I am beautiful. I am not normal. I am different. I cry at night for no reason.

No actually, the reason I cry is because I am afraid to lose out.

The fear of losing out, missing out, watching the white shirt walk away and watching the setting sun.

This fear makes me cry.

Sometimes the same fear makes me smile. Makes me laugh and feel so strong, feel so resurrected.

Makes me feel alive. The way no rain- drenching experience could.

I am neither fine nor smart. I get confused even when I try on the prettiest of dresses. I am confused even about the best rock playlist I think I have. I am never satisfied with my song collection. Sometimes when I don’t find out the song which fits into what I am feeling, the most random song which I haven’t heard for ages makes me smile and everything feels better.

I have killed love, I have gone with lust and I have given into feelings which meant nothing.
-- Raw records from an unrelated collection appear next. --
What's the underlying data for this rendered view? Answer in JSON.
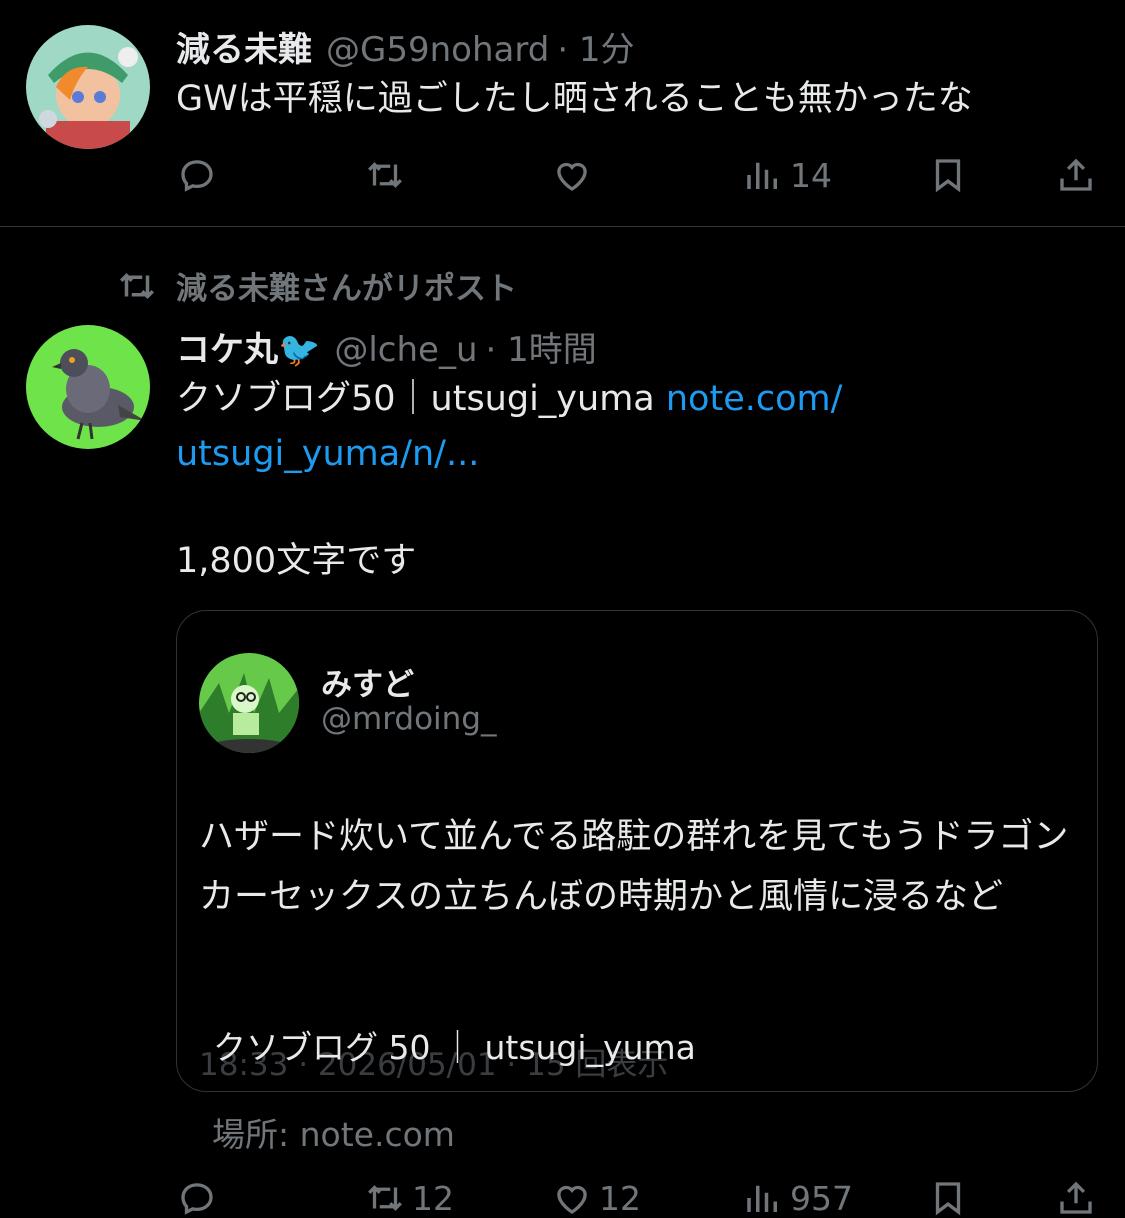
{
  "tweet1": {
    "name": "減る未難",
    "handle": "@G59nohard",
    "time": "· 1分",
    "text": "GWは平穏に過ごしたし晒されることも無かったな",
    "views": "14"
  },
  "repost_label": "減る未難さんがリポスト",
  "tweet2": {
    "name": "コケ丸🐦",
    "handle": "@lche_u",
    "time": "· 1時間",
    "text_line1": "クソブログ50｜utsugi_yuma ",
    "link_part1": "note.com/",
    "link_part2": "utsugi_yuma/n/...",
    "text_line2": "1,800文字です",
    "quote": {
      "name": "みすど",
      "handle": "@mrdoing_",
      "text": "ハザード炊いて並んでる路駐の群れを見てもうドラゴンカーセックスの立ちんぼの時期かと風情に浸るなど",
      "footer": "18:33 · 2026/05/01 · 15 回表示",
      "card_title": "クソブログ 50 ｜ utsugi_yuma"
    },
    "location": "場所: note.com",
    "retweets": "12",
    "likes": "12",
    "views": "957"
  },
  "colors": {
    "bg": "#000000",
    "text": "#e7e9ea",
    "muted": "#71767b",
    "link": "#1d9bf0",
    "border": "#2f3336"
  }
}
I have walked those lonely walks of friendship which led nowhere.

I have been in love and known I was. I have not been in love and known I wasn’t. Do you get me? No, you don’t. What do they call it? Ah! Damaged. That’s what they say.

But no.

I am beautiful. In ways you couldn’t ever decipher. I am a star that you could never fit into a constellation. Maybe, dear Reader, I would never know, but maybe you are the one who could understand.

Who would want to know every detail of the book that I am? You would bookmark your favourite pages and at best write new pages with me. It would have fewer tears and raging thunderstorms with us under the umbrella. But I wouldn’t ever know because I would never give it a chance.

It’s funny how I would want someone to read me. Yet this book is not for publishing. Is that fucked up?

No! That’s beautiful I think. If you didn’t notice let me tell you I call myself beautiful, but you know the catch? I don’t believe an inch of it. I’m still like all of you thinking that I am too damaged and need fixing.

Whereas I completely know that I am beautiful. And I am more than just worth reading. I am a discovery.

Of emotions.

Of the meeting between dawn and dusk.

I am not the zenith because I am on a journey which is more than just unforgettable, you don’t just store it as memory, you need to live it.